O auto de prisão cita dois crimes previstos no Estatuto da Pessoa Idosa: expor a perigo sua integridade e saúde, física ou psíquica, submetendo-a a condições desumanas ou degradantes ou privando-a de alimentos e cuidados indispensáveis; e apropriar-se de seus bens, proventos, pensão ou qualquer outro rendimento, dando-lhes aplicação diversa de sua finalidade.
A mulher foi liberada na audiência de custódia, mas o MPSC já recorreu da decisão e espera que ela tenha a prisão preventiva decretada. O Promotor de Justiça Alceu Rocha diz que a medida seria necessária não apenas para preservar a ordem pública diante da gravidade concreta dos fatos, mas também garantir que as investigações avancem com segurança, sem interferências indevidas.
Atenção
Antes de deixar um familiar em um asilo ou instituição de longa permanência, é fundamental verificar se o local atende a todas as normas legais e sanitárias, se possui licenças e alvarás em dia e se oferece condições dignas de cuidado, alimentação, higiene e convivência.

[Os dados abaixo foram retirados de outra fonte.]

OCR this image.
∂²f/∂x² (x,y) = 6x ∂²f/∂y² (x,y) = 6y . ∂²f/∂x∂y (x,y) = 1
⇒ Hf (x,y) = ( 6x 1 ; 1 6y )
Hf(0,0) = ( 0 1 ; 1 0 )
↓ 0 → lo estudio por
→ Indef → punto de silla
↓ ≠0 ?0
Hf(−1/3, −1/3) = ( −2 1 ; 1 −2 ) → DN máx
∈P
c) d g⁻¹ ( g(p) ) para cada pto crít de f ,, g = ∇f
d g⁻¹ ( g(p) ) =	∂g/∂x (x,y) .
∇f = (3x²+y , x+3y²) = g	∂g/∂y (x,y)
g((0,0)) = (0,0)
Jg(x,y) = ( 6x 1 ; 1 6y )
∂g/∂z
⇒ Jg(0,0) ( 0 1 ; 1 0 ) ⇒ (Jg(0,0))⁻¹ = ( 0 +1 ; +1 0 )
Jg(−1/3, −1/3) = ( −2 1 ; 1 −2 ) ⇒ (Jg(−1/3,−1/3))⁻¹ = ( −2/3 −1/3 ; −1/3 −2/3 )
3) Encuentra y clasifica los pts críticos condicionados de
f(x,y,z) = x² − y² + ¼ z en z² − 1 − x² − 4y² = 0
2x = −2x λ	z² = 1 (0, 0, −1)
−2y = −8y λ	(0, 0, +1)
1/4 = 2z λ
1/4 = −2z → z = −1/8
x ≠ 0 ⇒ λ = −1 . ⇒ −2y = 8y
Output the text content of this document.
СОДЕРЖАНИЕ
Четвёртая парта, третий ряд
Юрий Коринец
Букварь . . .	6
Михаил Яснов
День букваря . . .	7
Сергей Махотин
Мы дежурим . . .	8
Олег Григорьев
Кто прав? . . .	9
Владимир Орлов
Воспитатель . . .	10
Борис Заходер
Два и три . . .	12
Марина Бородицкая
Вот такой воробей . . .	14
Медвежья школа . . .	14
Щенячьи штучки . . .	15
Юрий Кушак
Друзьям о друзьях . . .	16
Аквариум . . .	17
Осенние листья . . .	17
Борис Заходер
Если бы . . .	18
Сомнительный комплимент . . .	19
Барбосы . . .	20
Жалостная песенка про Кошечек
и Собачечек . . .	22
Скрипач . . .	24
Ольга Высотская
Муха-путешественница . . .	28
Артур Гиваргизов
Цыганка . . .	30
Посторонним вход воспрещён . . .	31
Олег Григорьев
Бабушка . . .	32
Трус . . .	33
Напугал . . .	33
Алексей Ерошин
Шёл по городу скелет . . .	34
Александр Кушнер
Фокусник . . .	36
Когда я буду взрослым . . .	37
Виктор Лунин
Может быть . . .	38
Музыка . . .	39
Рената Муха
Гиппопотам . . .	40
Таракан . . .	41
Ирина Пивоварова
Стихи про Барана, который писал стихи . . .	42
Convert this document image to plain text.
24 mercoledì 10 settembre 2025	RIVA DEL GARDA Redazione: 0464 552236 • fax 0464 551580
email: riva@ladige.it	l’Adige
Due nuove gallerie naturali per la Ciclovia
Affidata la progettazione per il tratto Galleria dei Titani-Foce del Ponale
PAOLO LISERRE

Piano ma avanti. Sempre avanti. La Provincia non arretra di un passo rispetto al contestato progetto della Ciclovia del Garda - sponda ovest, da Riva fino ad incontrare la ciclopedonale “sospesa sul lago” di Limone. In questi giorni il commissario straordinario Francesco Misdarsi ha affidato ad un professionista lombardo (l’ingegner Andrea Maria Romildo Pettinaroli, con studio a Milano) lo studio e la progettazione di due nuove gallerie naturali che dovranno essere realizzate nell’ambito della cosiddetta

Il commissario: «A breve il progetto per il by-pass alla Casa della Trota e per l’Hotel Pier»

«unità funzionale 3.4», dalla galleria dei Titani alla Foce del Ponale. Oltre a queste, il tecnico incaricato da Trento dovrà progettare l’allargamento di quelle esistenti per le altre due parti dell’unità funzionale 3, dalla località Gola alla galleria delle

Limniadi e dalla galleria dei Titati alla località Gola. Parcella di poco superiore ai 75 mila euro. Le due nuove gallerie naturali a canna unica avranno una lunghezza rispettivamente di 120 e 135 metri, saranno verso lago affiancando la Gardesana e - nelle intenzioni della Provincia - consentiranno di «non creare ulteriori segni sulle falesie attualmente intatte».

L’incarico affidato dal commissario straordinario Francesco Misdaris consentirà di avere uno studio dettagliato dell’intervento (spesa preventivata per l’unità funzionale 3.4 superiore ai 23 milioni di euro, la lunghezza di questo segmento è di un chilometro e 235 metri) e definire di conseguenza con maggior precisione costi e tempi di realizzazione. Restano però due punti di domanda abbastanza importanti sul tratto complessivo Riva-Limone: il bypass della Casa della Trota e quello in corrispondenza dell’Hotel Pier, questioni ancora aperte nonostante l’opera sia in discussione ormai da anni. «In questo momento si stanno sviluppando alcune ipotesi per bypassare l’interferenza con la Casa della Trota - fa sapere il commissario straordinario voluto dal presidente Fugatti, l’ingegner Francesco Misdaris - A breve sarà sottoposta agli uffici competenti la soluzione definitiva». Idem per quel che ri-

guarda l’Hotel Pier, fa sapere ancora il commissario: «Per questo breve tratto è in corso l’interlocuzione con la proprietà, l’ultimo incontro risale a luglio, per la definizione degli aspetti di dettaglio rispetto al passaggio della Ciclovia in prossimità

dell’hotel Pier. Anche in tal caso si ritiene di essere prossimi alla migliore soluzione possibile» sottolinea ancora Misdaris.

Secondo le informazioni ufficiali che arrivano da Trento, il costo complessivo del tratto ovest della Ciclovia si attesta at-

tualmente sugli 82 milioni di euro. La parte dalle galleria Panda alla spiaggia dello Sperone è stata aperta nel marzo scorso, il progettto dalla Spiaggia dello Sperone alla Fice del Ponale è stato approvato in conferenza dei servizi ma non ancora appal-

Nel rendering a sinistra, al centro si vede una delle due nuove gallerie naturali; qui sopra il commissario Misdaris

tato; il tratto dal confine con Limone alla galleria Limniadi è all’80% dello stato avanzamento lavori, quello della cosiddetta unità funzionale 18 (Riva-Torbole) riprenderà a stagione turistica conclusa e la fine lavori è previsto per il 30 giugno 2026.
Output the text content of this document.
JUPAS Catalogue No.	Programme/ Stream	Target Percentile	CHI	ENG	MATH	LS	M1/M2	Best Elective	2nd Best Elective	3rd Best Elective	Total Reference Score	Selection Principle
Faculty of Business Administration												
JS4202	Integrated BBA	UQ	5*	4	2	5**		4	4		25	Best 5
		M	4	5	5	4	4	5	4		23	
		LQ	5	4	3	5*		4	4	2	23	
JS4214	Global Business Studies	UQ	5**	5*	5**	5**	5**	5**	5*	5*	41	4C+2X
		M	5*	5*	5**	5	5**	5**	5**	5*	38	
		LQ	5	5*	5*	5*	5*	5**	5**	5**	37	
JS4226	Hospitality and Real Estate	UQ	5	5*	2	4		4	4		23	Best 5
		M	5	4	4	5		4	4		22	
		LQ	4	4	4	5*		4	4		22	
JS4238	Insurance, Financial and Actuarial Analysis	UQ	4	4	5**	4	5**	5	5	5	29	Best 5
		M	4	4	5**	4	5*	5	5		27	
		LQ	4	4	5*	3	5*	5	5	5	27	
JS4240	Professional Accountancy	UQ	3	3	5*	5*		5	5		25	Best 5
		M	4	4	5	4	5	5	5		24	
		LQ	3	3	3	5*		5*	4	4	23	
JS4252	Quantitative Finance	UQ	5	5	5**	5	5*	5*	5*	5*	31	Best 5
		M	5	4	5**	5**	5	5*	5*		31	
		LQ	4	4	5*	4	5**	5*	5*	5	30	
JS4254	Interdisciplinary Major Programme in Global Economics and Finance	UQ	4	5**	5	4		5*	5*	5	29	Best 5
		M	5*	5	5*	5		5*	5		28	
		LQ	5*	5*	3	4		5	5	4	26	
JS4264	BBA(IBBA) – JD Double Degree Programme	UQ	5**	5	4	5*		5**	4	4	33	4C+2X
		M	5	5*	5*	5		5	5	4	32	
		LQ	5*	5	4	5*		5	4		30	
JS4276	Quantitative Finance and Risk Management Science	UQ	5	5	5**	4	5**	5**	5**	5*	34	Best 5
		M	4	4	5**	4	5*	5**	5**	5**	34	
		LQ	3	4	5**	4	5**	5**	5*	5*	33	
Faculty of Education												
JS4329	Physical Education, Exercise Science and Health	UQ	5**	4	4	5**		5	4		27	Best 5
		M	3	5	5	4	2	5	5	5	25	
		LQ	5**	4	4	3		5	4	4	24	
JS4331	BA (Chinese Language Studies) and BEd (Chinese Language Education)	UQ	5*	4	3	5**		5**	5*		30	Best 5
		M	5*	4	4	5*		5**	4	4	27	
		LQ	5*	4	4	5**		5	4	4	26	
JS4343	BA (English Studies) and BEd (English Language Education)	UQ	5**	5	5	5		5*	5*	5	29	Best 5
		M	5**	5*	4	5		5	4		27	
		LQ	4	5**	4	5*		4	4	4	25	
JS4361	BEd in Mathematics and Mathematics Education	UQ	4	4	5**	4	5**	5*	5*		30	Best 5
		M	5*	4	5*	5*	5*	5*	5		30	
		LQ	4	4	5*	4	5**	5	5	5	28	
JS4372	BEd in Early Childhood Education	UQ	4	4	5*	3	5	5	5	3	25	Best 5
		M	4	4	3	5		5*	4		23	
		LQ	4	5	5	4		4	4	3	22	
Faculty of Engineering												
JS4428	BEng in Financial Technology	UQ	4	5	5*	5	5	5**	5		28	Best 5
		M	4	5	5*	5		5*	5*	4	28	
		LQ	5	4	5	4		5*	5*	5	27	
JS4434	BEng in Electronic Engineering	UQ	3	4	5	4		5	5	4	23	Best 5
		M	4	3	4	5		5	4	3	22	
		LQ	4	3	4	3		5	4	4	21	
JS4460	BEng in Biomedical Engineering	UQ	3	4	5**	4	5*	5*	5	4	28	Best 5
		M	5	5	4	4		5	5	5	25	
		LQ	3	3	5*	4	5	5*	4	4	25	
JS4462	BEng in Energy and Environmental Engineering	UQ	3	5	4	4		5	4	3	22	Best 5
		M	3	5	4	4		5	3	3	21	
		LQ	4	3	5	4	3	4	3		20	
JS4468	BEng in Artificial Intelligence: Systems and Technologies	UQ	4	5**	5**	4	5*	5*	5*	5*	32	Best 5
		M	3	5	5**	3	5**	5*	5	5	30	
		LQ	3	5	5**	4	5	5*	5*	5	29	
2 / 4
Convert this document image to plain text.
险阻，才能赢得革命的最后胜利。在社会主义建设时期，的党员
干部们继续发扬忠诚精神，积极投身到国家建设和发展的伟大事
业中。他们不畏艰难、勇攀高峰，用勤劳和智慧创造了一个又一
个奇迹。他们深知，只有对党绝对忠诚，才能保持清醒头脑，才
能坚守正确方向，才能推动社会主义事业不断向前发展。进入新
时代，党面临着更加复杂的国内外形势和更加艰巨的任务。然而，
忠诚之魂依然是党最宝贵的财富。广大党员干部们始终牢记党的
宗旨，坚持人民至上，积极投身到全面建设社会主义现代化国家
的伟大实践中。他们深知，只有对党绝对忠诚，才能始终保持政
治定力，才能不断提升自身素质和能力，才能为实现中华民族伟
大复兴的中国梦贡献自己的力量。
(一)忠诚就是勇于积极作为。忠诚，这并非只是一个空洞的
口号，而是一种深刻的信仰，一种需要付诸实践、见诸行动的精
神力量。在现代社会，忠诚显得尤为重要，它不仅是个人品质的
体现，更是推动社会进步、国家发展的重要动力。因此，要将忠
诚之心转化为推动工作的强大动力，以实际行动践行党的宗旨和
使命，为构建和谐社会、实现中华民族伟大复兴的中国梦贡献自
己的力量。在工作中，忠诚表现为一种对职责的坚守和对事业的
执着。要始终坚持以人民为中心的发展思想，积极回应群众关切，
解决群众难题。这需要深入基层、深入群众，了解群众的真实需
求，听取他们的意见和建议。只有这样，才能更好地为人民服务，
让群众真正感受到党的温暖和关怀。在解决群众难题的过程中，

Também é importante observar a qualificação dos profissionais, a rotina dos residentes e a transparência na administração. A escolha de um ambiente seguro e regularizado é essencial para garantir a proteção, a dignidade e o bem-estar de quem mais precisa de cuidado.
Denuncie
Denunciar maus-tratos contra idosos é um ato de responsabilidade. Qualquer pessoa que presencie ou suspeite de situações de violência, abandono, exploração financeira ou condições degradantes deve procurar o Ministério Público de Santa Catarina, a Polícia Civil ou outros órgãos competentes, como Conselho do Idoso.
Uma denúncia pode ser decisiva para interromper abusos, salvar vidas e garantir que os responsáveis sejam devidamente responsabilizados. Afinal, proteger os idosos é um dever de toda a sociedade.